A Global British Language: The Supply and Demand for English-Language Learning Materials

Amid decolonization and the global Cold War, the market for instructional materials for English-language learning exploded. Into this market stepped an array of American and British firms competing for influence and access to consumers across former British territories in Africa and Asia. These businesses promoted English as an inclusive and malleable language that anyone in the world could take up and use, regardless of national differences. Yet, despite the portrayal of English as a global language, national-level differences in the nature and content of instructional materials prevailed: American firms sought to teach “American English,” British businesses angled for “British English,” and local actors on the ground in different regions of Africa and Asia lobbied for recognition of local variants. The juxtaposition of pressures for international English-language instruction and the sustained differences in what firms provided offers the starting point for this paper.

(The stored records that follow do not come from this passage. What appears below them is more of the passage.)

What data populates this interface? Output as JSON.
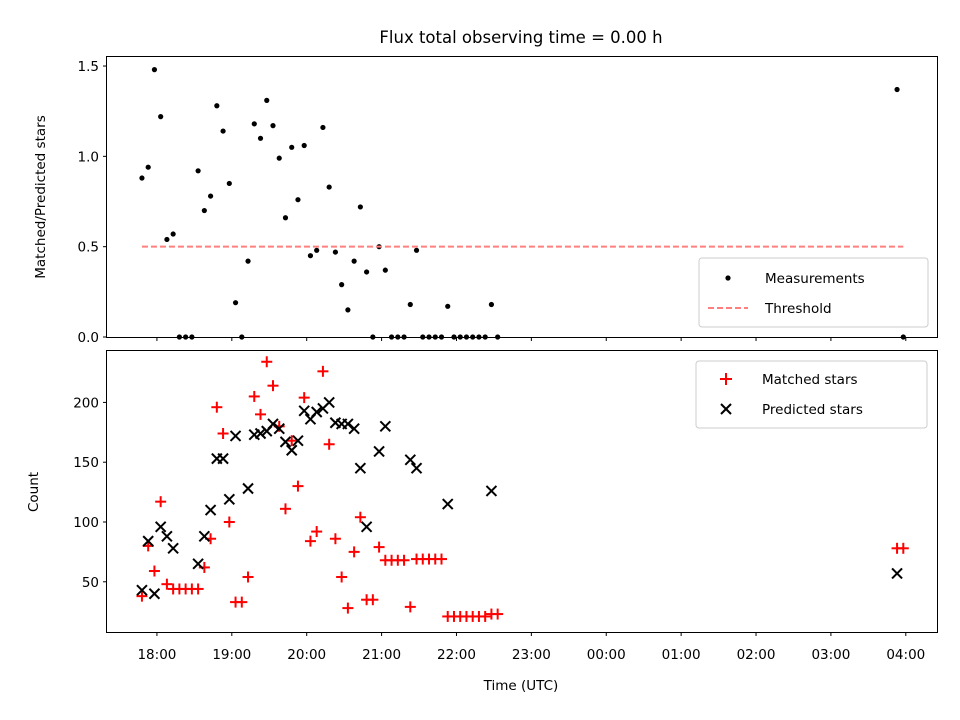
{
  "chart_data": [
    {
      "type": "scatter",
      "title": "Flux total observing time = 0.00 h",
      "xlabel": "",
      "ylabel": "Matched/Predicted stars",
      "xlim": [
        "17:20",
        "04:25"
      ],
      "ylim": [
        0,
        1.55
      ],
      "yticks": [
        0.0,
        0.5,
        1.0,
        1.5
      ],
      "ytick_labels": [
        "0.0",
        "0.5",
        "1.0",
        "1.5"
      ],
      "legend": {
        "placement": "lower-right",
        "entries": [
          {
            "label": "Measurements",
            "marker": "dot",
            "color": "#000000"
          },
          {
            "label": "Threshold",
            "marker": "dashed-line",
            "color": "#ff7f7f"
          }
        ]
      },
      "series": [
        {
          "name": "Measurements",
          "marker": "dot",
          "color": "#000000",
          "points": [
            [
              "17:48",
              0.88
            ],
            [
              "17:53",
              0.94
            ],
            [
              "17:58",
              1.48
            ],
            [
              "18:03",
              1.22
            ],
            [
              "18:08",
              0.54
            ],
            [
              "18:13",
              0.57
            ],
            [
              "18:18",
              0.0
            ],
            [
              "18:23",
              0.0
            ],
            [
              "18:28",
              0.0
            ],
            [
              "18:33",
              0.92
            ],
            [
              "18:38",
              0.7
            ],
            [
              "18:43",
              0.78
            ],
            [
              "18:48",
              1.28
            ],
            [
              "18:53",
              1.14
            ],
            [
              "18:58",
              0.85
            ],
            [
              "19:03",
              0.19
            ],
            [
              "19:08",
              0.0
            ],
            [
              "19:13",
              0.42
            ],
            [
              "19:18",
              1.18
            ],
            [
              "19:23",
              1.1
            ],
            [
              "19:28",
              1.31
            ],
            [
              "19:33",
              1.17
            ],
            [
              "19:38",
              0.99
            ],
            [
              "19:43",
              0.66
            ],
            [
              "19:48",
              1.05
            ],
            [
              "19:53",
              0.76
            ],
            [
              "19:58",
              1.06
            ],
            [
              "20:03",
              0.45
            ],
            [
              "20:08",
              0.48
            ],
            [
              "20:13",
              1.16
            ],
            [
              "20:18",
              0.83
            ],
            [
              "20:23",
              0.47
            ],
            [
              "20:28",
              0.29
            ],
            [
              "20:33",
              0.15
            ],
            [
              "20:38",
              0.42
            ],
            [
              "20:43",
              0.72
            ],
            [
              "20:48",
              0.36
            ],
            [
              "20:53",
              0.0
            ],
            [
              "20:58",
              0.5
            ],
            [
              "21:03",
              0.37
            ],
            [
              "21:08",
              0.0
            ],
            [
              "21:13",
              0.0
            ],
            [
              "21:18",
              0.0
            ],
            [
              "21:23",
              0.18
            ],
            [
              "21:28",
              0.48
            ],
            [
              "21:33",
              0.0
            ],
            [
              "21:38",
              0.0
            ],
            [
              "21:43",
              0.0
            ],
            [
              "21:48",
              0.0
            ],
            [
              "21:53",
              0.17
            ],
            [
              "21:58",
              0.0
            ],
            [
              "22:03",
              0.0
            ],
            [
              "22:08",
              0.0
            ],
            [
              "22:13",
              0.0
            ],
            [
              "22:18",
              0.0
            ],
            [
              "22:23",
              0.0
            ],
            [
              "22:28",
              0.18
            ],
            [
              "22:33",
              0.0
            ],
            [
              "03:53",
              1.37
            ],
            [
              "03:58",
              0.0
            ]
          ]
        },
        {
          "name": "Threshold",
          "marker": "dashed-line",
          "color": "#ff7f7f",
          "points": [
            [
              "17:48",
              0.5
            ],
            [
              "03:58",
              0.5
            ]
          ]
        }
      ]
    },
    {
      "type": "scatter",
      "title": "",
      "xlabel": "Time (UTC)",
      "ylabel": "Count",
      "xlim": [
        "17:20",
        "04:25"
      ],
      "ylim": [
        8,
        243
      ],
      "yticks": [
        50,
        100,
        150,
        200
      ],
      "ytick_labels": [
        "50",
        "100",
        "150",
        "200"
      ],
      "xticks": [
        "18:00",
        "19:00",
        "20:00",
        "21:00",
        "22:00",
        "23:00",
        "00:00",
        "01:00",
        "02:00",
        "03:00",
        "04:00"
      ],
      "legend": {
        "placement": "upper-right",
        "entries": [
          {
            "label": "Matched stars",
            "marker": "plus",
            "color": "#ff0000"
          },
          {
            "label": "Predicted stars",
            "marker": "x",
            "color": "#000000"
          }
        ]
      },
      "series": [
        {
          "name": "Matched stars",
          "marker": "plus",
          "color": "#ff0000",
          "points": [
            [
              "17:48",
              38
            ],
            [
              "17:53",
              80
            ],
            [
              "17:58",
              59
            ],
            [
              "18:03",
              117
            ],
            [
              "18:08",
              48
            ],
            [
              "18:13",
              44
            ],
            [
              "18:18",
              44
            ],
            [
              "18:23",
              44
            ],
            [
              "18:28",
              44
            ],
            [
              "18:33",
              44
            ],
            [
              "18:38",
              62
            ],
            [
              "18:43",
              86
            ],
            [
              "18:48",
              196
            ],
            [
              "18:53",
              174
            ],
            [
              "18:58",
              100
            ],
            [
              "19:03",
              33
            ],
            [
              "19:08",
              33
            ],
            [
              "19:13",
              54
            ],
            [
              "19:18",
              205
            ],
            [
              "19:23",
              190
            ],
            [
              "19:28",
              234
            ],
            [
              "19:33",
              214
            ],
            [
              "19:38",
              180
            ],
            [
              "19:43",
              111
            ],
            [
              "19:48",
              168
            ],
            [
              "19:53",
              130
            ],
            [
              "19:58",
              204
            ],
            [
              "20:03",
              84
            ],
            [
              "20:08",
              92
            ],
            [
              "20:13",
              226
            ],
            [
              "20:18",
              165
            ],
            [
              "20:23",
              86
            ],
            [
              "20:28",
              54
            ],
            [
              "20:33",
              28
            ],
            [
              "20:38",
              75
            ],
            [
              "20:43",
              104
            ],
            [
              "20:48",
              35
            ],
            [
              "20:53",
              35
            ],
            [
              "20:58",
              79
            ],
            [
              "21:03",
              68
            ],
            [
              "21:08",
              68
            ],
            [
              "21:13",
              68
            ],
            [
              "21:18",
              68
            ],
            [
              "21:23",
              29
            ],
            [
              "21:28",
              69
            ],
            [
              "21:33",
              69
            ],
            [
              "21:38",
              69
            ],
            [
              "21:43",
              69
            ],
            [
              "21:48",
              69
            ],
            [
              "21:53",
              21
            ],
            [
              "21:58",
              21
            ],
            [
              "22:03",
              21
            ],
            [
              "22:08",
              21
            ],
            [
              "22:13",
              21
            ],
            [
              "22:18",
              21
            ],
            [
              "22:23",
              21
            ],
            [
              "22:28",
              23
            ],
            [
              "22:33",
              23
            ],
            [
              "03:53",
              78
            ],
            [
              "03:58",
              78
            ]
          ]
        },
        {
          "name": "Predicted stars",
          "marker": "x",
          "color": "#000000",
          "points": [
            [
              "17:48",
              43
            ],
            [
              "17:53",
              84
            ],
            [
              "17:58",
              40
            ],
            [
              "18:03",
              96
            ],
            [
              "18:08",
              88
            ],
            [
              "18:13",
              78
            ],
            [
              "18:33",
              65
            ],
            [
              "18:38",
              88
            ],
            [
              "18:43",
              110
            ],
            [
              "18:48",
              153
            ],
            [
              "18:53",
              153
            ],
            [
              "18:58",
              119
            ],
            [
              "19:03",
              172
            ],
            [
              "19:13",
              128
            ],
            [
              "19:18",
              173
            ],
            [
              "19:23",
              174
            ],
            [
              "19:28",
              176
            ],
            [
              "19:33",
              182
            ],
            [
              "19:38",
              178
            ],
            [
              "19:43",
              167
            ],
            [
              "19:48",
              160
            ],
            [
              "19:53",
              168
            ],
            [
              "19:58",
              193
            ],
            [
              "20:03",
              186
            ],
            [
              "20:08",
              192
            ],
            [
              "20:13",
              195
            ],
            [
              "20:18",
              200
            ],
            [
              "20:23",
              183
            ],
            [
              "20:28",
              182
            ],
            [
              "20:33",
              182
            ],
            [
              "20:38",
              178
            ],
            [
              "20:43",
              145
            ],
            [
              "20:48",
              96
            ],
            [
              "20:58",
              159
            ],
            [
              "21:03",
              180
            ],
            [
              "21:23",
              152
            ],
            [
              "21:28",
              145
            ],
            [
              "21:53",
              115
            ],
            [
              "22:28",
              126
            ],
            [
              "03:53",
              57
            ]
          ]
        }
      ]
    }
  ]
}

In brief, I examine why the market for English-language instruction uniquely exploded in the postcolonial era and how British and American businesses competed in this new space. Mobilizing archival materials from businesses, government officials, and local agents in the United Kingdom, the United States, and East Africa, I argue that the demand for and sustained success of British-based instruction – despite the far greater size and reach of American firms – had its roots in the colonial period and the particular structures of British rule. In Britain’s former colonies, the memory of the imperial cultural project provided British businesses a comparative advantage in the language market while making British English relatively attractive. Britain’s ability to compete in English-language instruction thus offers a way of examining the imperial legacy after the end of formal empire, while underscoring that new forms of imperialism – such as those practiced by the United States – first had to overcome the legacy effects of prior socio-political structures.